Pick up a newspaper or surf news channels and I'm sure, atrocities being committed on students by teachers/principals wouldn't escape your attention. Also do a Google and so many results on this topic would open up in a fraction of seconds.
Educational institutions - not all, but a few definitely - are in a crazy rush to create a brand for themselves and even parents [not all, again] are keen that their kids become scholars and whiz kids overnight. Resultantly, the child is not just burdened with a bulky school bag on his back, but also carries the burden of ambitions, aspirations and unfulfilled dreams on his tiny, frail shoulders.
Paathshaala merely touches the tip of the iceberg. It attempts to answer questions related to the sanctity of today's education system. It sheds light on the shortcomings in today's schools and how morals and ethics associated with the teaching profession seem to have taken a complete backseat. Let's not compare it with Taare Zameen Par or 3 Idiots, although a few sequences, in these two trend-setting films, threw light on the pressures on students.
Paathshaala, penned by Ahmed Khan and directed by Milind Ukey, is well-intentioned. It has a lot to say, but the predicament is, what translates on celluloid is not razor-sharp. Of course, there are few defining moments in the movie, which do make you ponder on the plight of the educational system. But there are also portions - when the media steps in to boost the brand of the school - that are mumbo-jumbo.
On the brighter side, the acting is distinguished. Nana underplays beautifully, Ayesha adds to the sunshine moments, but it's Shahid who pitches in a commendable and convincing act.
Final word? Paathshaala, made with noble intentions, could've been a splendid wake up call, but it runs out of steam midway!
The story begins with a new English teacher, Rahul Prakash Udyavar [Shahid Kapoor], joining Saraswati Vidya Mandir School. Though he strikes an instant rapport with students and teachers alike, he realizes that there is something amiss in the school.
Slowly, his doubts prove true as School Manager Sharma [Saurabh Shukla] makes many monetary obligations compulsory on the parents in the name of extra-curricular activities. He goes to the extent of punishing the students inhumanly when the new, unjustified demands of the school are not fulfilled by the parents.
When Rahul unifies the teachers [Ayesha Takia, Sushant Singh] against the atrocities of school management, Principal Aditya Sahay [Nana Patekar] defends the management decision. This comes as a shocker to the teachers as Sahay is known for his dedication as an educationist for last 32 years, which has built the school's high reputation.
The situation turns grave as the school management becomes over-ambitious with its growth and involves media planners in the extra-curricular activities. This demands the involvement of students in TV reality shows and many other media activities used for building up the school image in public, which starts reflecting on the students' stress levels. The pressure on young minds increases incredibly, leading to unexpected consequences.

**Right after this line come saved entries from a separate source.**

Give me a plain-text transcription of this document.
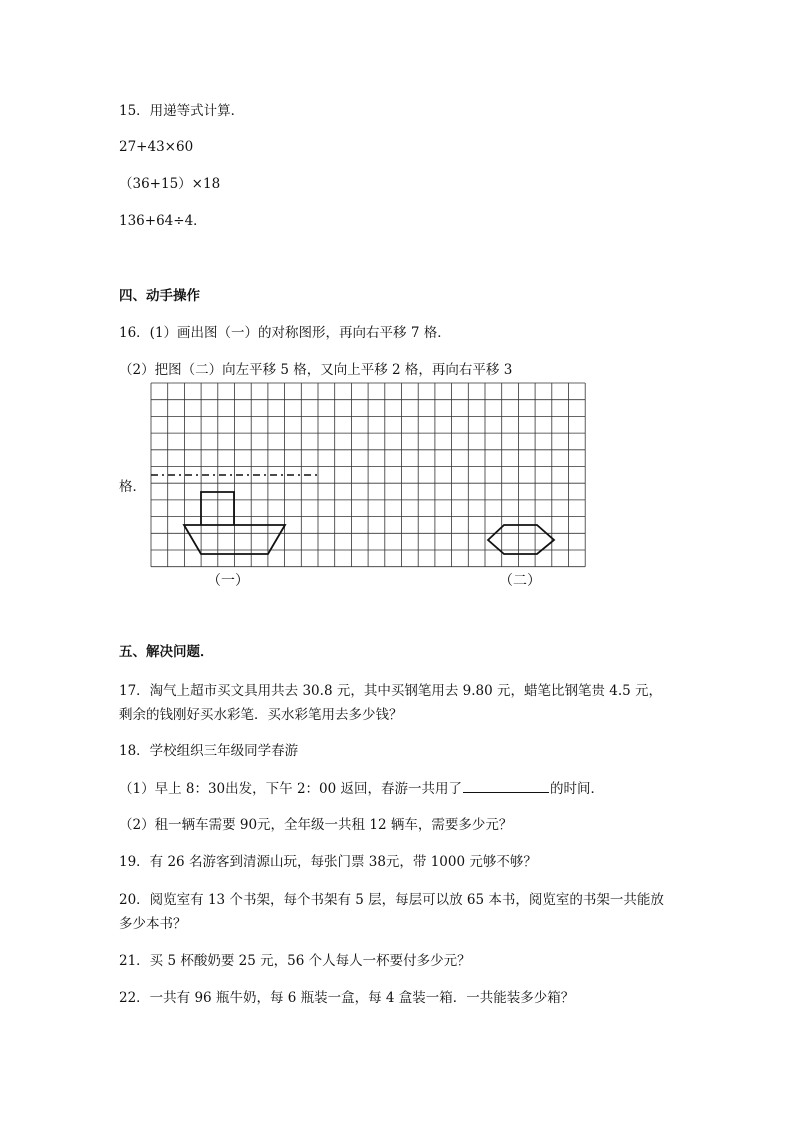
15．用递等式计算．
27+43×60
（36+15）×18
136+64÷4．
四、动手操作
16．(1）画出图（一）的对称图形，再向右平移 7 格．
（2）把图（二）向左平移 5 格，又向上平移 2 格，再向右平移 3
格．
（一）	（二）
五、解决问题．
17．淘气上超市买文具用共去 30.8 元，其中买钢笔用去 9.80 元，蜡笔比钢笔贵 4.5 元，剩余的钱刚好买水彩笔．买水彩笔用去多少钱？
18．学校组织三年级同学春游
（1）早上 8：30出发，下午 2：00 返回，春游一共用了	的时间．
（2）租一辆车需要 90元，全年级一共租 12 辆车，需要多少元？
19．有 26 名游客到清源山玩，每张门票 38元，带 1000 元够不够？
20．阅览室有 13 个书架，每个书架有 5 层，每层可以放 65 本书，阅览室的书架一共能放多少本书？
21．买 5 杯酸奶要 25 元，56 个人每人一杯要付多少元？
22．一共有 96 瓶牛奶，每 6 瓶装一盒，每 4 盒装一箱．一共能装多少箱？
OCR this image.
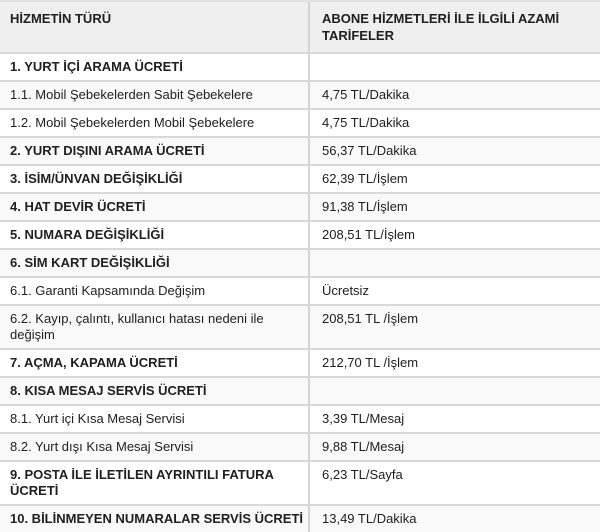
HİZMETİN TÜRÜ	ABONE HİZMETLERİ İLE İLGİLİ AZAMİ TARİFELER
1. YURT İÇİ ARAMA ÜCRETİ	
1.1. Mobil Şebekelerden Sabit Şebekelere	4,75 TL/Dakika
1.2. Mobil Şebekelerden Mobil Şebekelere	4,75 TL/Dakika
2. YURT DIŞINI ARAMA ÜCRETİ	56,37 TL/Dakika
3. İSİM/ÜNVAN DEĞİŞİKLİĞİ	62,39 TL/İşlem
4. HAT DEVİR ÜCRETİ	91,38 TL/İşlem
5. NUMARA DEĞİŞİKLİĞİ	208,51 TL/İşlem
6. SİM KART DEĞİŞİKLİĞİ	
6.1. Garanti Kapsamında Değişim	Ücretsiz
6.2. Kayıp, çalıntı, kullanıcı hatası nedeni ile değişim	208,51 TL /İşlem
7. AÇMA, KAPAMA ÜCRETİ	212,70 TL /İşlem
8. KISA MESAJ SERVİS ÜCRETİ	
8.1. Yurt içi Kısa Mesaj Servisi	3,39 TL/Mesaj
8.2. Yurt dışı Kısa Mesaj Servisi	9,88 TL/Mesaj
9. POSTA İLE İLETİLEN AYRINTILI FATURA ÜCRETİ	6,23 TL/Sayfa
10. BİLİNMEYEN NUMARALAR SERVİS ÜCRETİ	13,49 TL/Dakika
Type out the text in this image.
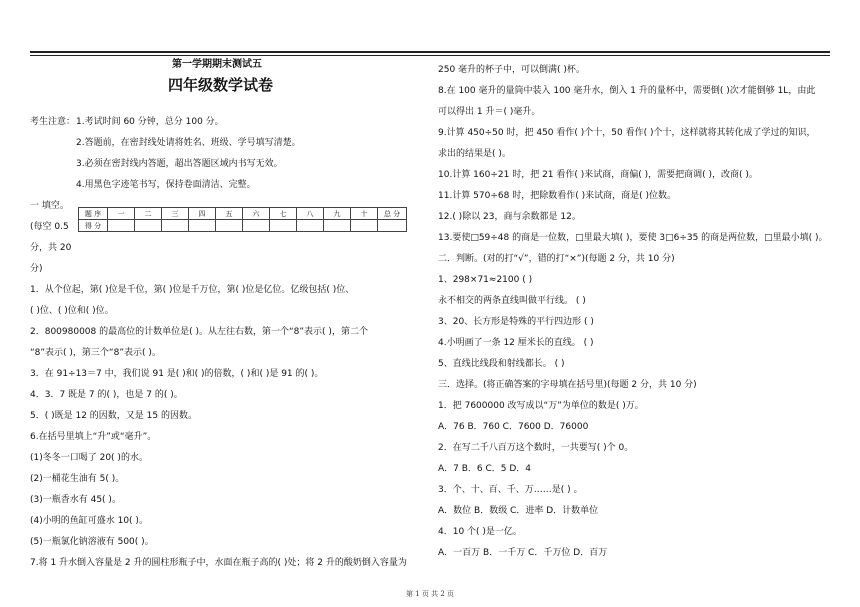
第一学期期末测试五
四年级数学试卷
考生注意： 1.考试时间 60 分钟，总分 100 分。
2.答题前，在密封线处请将姓名、班级、学号填写清楚。
3.必须在密封线内答题，超出答题区域内书写无效。
4.用黑色字迹笔书写，保持卷面清洁、完整。
一 填空。
(每空 0.5
分，共 20
分)
题 序	一	二	三	四	五	六	七	八	九	十	总 分
得 分											
1．从个位起，第( )位是千位，第( )位是千万位，第( )位是亿位。亿级包括( )位、
( )位、( )位和( )位。
2．800980008 的最高位的计数单位是( )。从左往右数，第一个“8”表示( )，第二个
“8”表示( )，第三个“8”表示( )。
3．在 91÷13＝7 中，我们说 91 是( )和( )的倍数，( )和( )是 91 的( )。
4．3．7 既是 7 的( )，也是 7 的( )。
5．( )既是 12 的因数，又是 15 的因数。
6.在括号里填上“升”或“毫升”。
(1)冬冬一口喝了 20( )的水。
(2)一桶花生油有 5( )。
(3)一瓶香水有 45( )。
(4)小明的鱼缸可盛水 10( )。
(5)一瓶氯化钠溶液有 500( )。
7.将 1 升水倒入容量是 2 升的圆柱形瓶子中，水面在瓶子高的( )处；将 2 升的酸奶倒入容量为
250 毫升的杯子中，可以倒满( )杯。
8.在 100 毫升的量筒中装入 100 毫升水，倒入 1 升的量杯中，需要倒( )次才能倒够 1L，由此
可以得出 1 升＝( )毫升。
9.计算 450÷50 时，把 450 看作( )个十，50 看作( )个十，这样就将其转化成了学过的知识，
求出的结果是( )。
10.计算 160÷21 时，把 21 看作( )来试商，商偏( )，需要把商调( )，改商( )。
11.计算 570÷68 时，把除数看作( )来试商，商是( )位数。
12.( )除以 23，商与余数都是 12。
13.要使□59÷48 的商是一位数，□里最大填( )，要使 3□6÷35 的商是两位数，□里最小填( )。
二．判断。(对的打“√”，错的打“×”)(每题 2 分，共 10 分)
1、298×71≈2100 ( )
永不相交的两条直线叫做平行线。 ( )
3、20、长方形是特殊的平行四边形 ( )
4.小明画了一条 12 厘米长的直线。 ( )
5、直线比线段和射线都长。 ( )
三．选择。(将正确答案的字母填在括号里)(每题 2 分，共 10 分)
1．把 7600000 改写成以“万”为单位的数是( )万。
A．76 B．760 C．7600 D．76000
2．在写二千八百万这个数时，一共要写( )个 0。
A．7 B．6 C．5 D．4
3．个、十、百、千、万……是( ) 。
A．数位 B．数级 C．进率 D．计数单位
4．10 个( )是一亿。
A．一百万 B．一千万 C．千万位 D．百万
第 1 页 共 2 页
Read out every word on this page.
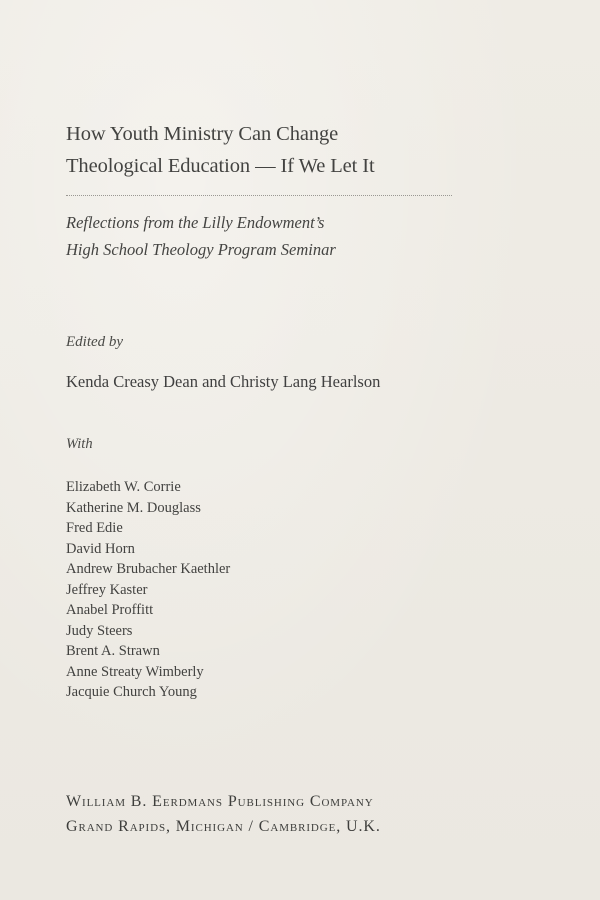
How Youth Ministry Can Change
Theological Education — If We Let It
Reflections from the Lilly Endowment’s
High School Theology Program Seminar
Edited by
Kenda Creasy Dean and Christy Lang Hearlson
With
Elizabeth W. Corrie
Katherine M. Douglass
Fred Edie
David Horn
Andrew Brubacher Kaethler
Jeffrey Kaster
Anabel Proffitt
Judy Steers
Brent A. Strawn
Anne Streaty Wimberly
Jacquie Church Young
William B. Eerdmans Publishing Company
Grand Rapids, Michigan / Cambridge, U.K.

One of my childhood memories is of a few students being called to the principal's office and being reprimanded for not paying their school fees on time. In another instance, I vividly recall a student being made to stand in scorching heat, under the blazing sun, since he was up to some mischief all the while. The barbaric attitude was a way of teaching the student a lesson.
Paathshaala brings back those dark memories because the film encapsulates these two incidents on celluloid. The problem with the film is, it gets very real at times, but gets farcical as well. The participation of kids in media activities doesn't have a hammer-strong impact. The chilly portion and the director capturing it on camera, or the press photographer munching samosa as the kids get ready with a pyramid, looks unreal, despite being identifiable incidents. Even the climax is confusing. What is Nana saying in the concluding reels lacks precision.
Director Milind Ukey has filmed some scenes expertly, but, as mentioned above, the film lacks the power to make you do a serious introspection. Hanif Shaikh's music is strictly okay.